As an additional note — these tests should really be deterministic. I’m highly skeptical of any promise in the space of agent-as-a-judge or agentic code reviews. Having one LLM review another LLMs work feels about as fantastical as a strange hermit selling you magic beans that will grow a stalk into the clouds to a land of golden eggs. All you’re going to get is a load of rotten beans on the ground.
UPDATE
Jan 22nd, 2026 — Anthropic has updated their guidance to state exactly this:
“Include tests, screenshots, or expected outputs so Claude can check itself. This is the single highest-leverage thing you can do.”
I am still an advocate of taking it one step further, that these types of tests should be deterministic, not something where the agent is evaluating its own work. That’s why I describe these as adversarial — they’re systems that should not be lenient to the agent if it has done poor work.

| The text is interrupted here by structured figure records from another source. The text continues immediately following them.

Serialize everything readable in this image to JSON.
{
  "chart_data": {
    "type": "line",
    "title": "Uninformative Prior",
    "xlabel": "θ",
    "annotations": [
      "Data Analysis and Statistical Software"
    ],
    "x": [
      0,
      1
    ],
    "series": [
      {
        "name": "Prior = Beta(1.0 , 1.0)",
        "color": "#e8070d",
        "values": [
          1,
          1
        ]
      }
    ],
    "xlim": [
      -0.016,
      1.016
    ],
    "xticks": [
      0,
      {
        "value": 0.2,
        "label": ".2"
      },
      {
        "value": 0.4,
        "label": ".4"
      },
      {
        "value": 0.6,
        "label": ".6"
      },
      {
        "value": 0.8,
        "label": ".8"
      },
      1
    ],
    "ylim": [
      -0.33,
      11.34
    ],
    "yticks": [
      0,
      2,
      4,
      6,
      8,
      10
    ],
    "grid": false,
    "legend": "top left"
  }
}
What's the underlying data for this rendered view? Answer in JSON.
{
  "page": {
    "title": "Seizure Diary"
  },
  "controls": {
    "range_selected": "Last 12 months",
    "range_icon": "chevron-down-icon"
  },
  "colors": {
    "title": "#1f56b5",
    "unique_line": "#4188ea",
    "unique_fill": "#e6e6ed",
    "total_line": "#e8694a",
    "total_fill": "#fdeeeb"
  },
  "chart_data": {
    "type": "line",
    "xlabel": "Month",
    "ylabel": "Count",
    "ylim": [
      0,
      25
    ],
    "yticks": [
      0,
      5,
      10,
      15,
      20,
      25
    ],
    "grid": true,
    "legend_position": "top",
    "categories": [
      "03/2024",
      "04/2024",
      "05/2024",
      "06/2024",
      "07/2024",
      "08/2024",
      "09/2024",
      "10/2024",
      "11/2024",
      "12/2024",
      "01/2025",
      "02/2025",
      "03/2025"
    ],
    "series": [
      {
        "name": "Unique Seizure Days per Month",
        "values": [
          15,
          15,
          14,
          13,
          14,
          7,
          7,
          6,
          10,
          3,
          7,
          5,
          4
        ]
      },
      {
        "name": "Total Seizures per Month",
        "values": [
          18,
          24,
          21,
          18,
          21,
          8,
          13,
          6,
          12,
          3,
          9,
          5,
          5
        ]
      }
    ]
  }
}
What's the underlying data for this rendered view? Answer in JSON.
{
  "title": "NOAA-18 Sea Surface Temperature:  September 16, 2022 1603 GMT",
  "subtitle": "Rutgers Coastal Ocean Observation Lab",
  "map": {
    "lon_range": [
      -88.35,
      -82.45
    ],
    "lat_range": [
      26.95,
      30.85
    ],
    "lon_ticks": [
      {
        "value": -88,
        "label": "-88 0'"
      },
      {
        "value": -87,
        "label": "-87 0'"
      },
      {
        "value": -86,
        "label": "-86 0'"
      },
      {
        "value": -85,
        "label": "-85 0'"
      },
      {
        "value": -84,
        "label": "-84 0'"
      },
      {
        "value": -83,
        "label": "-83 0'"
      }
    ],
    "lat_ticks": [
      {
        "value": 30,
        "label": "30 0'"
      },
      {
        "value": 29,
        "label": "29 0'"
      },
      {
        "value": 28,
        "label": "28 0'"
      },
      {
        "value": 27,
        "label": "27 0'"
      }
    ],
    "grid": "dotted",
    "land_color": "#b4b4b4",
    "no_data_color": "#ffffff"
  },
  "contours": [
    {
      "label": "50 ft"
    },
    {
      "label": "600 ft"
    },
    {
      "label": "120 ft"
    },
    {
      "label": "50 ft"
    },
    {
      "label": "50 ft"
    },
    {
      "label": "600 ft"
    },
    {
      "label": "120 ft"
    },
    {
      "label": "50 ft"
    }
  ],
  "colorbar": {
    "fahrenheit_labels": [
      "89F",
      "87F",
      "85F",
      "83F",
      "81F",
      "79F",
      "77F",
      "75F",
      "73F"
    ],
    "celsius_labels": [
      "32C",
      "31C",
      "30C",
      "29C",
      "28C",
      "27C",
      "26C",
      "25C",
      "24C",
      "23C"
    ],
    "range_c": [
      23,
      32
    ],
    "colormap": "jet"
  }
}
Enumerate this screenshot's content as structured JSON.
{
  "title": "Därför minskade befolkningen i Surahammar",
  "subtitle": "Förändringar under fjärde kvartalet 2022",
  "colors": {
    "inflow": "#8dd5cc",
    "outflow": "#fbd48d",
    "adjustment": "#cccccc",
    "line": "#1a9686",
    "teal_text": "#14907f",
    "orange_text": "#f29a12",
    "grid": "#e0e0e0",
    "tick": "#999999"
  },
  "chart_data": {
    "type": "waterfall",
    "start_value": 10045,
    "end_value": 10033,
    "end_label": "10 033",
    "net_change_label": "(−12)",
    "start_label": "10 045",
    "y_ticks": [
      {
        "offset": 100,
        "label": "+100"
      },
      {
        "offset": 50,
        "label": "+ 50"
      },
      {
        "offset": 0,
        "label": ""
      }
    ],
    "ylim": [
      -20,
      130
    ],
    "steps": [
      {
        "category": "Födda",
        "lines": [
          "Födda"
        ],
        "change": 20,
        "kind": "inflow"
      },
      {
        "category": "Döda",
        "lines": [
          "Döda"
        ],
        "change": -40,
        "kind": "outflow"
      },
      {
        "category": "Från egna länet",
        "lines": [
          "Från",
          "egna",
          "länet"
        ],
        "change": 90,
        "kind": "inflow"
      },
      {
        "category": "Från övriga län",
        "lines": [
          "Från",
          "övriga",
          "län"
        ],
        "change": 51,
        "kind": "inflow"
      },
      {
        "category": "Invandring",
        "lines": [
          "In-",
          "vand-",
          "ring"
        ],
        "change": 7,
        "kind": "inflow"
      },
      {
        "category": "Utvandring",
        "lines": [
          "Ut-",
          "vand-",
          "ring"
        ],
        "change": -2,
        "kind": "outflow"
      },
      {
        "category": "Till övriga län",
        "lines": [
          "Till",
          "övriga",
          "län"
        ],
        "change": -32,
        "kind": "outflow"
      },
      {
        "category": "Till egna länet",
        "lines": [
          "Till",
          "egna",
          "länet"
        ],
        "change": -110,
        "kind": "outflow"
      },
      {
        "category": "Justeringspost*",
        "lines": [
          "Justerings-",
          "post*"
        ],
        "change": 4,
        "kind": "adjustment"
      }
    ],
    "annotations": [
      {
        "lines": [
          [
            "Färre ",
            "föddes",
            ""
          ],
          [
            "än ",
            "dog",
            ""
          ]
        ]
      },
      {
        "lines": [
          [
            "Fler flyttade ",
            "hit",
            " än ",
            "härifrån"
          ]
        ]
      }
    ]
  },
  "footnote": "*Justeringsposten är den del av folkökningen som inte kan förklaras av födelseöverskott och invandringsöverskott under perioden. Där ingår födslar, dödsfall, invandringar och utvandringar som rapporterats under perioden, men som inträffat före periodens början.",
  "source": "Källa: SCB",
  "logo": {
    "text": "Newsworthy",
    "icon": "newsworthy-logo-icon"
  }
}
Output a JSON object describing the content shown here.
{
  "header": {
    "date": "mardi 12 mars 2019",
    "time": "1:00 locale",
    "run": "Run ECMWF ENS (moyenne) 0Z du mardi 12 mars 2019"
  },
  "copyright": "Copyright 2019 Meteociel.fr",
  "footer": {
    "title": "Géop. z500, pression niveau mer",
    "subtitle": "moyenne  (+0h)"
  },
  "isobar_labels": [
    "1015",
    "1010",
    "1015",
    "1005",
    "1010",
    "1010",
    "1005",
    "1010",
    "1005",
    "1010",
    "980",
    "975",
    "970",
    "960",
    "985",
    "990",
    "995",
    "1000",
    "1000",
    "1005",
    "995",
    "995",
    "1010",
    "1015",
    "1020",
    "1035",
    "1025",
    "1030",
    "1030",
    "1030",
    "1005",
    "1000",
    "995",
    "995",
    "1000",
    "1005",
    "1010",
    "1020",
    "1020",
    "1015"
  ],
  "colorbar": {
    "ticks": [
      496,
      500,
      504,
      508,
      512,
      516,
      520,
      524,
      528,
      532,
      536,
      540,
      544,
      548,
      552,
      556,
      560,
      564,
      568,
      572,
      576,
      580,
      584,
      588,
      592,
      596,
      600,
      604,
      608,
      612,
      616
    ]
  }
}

- Atomic Tasks: The thing that really seemed to catch the industry off guard is how, almost overnight, we became pseudo-managers of a fleet of agents writing code. Very little of a computer science education focuses on what many engineers find themselves doing far enough into their careers — managing other engineers. The skillset for engineering management is certainly a superset of the skillset of simply engineering. I’ve seen — and experienced, myself — a massive struggle around how to take a piece of software and delegate it out to dozens of smaller, discrete tasks. Many of the project management and delegation skills that an engineer may build up over a decade in the industry has quickly become a prerequisite to juggling multiple code generation sessions. It’s a rapid adjustment to folks in my position who, despite not being “junior” engineers, are still more junior than, say, a seasoned principal engineer.
This is what I’ve been able to come up with after a hectic year of rapid changes and adjustment. I’m fortunate enough to be in a position where there isn’t too much risk of, say, an Amazon-style engineering cull, but it’s still a nervous time in a shaken field.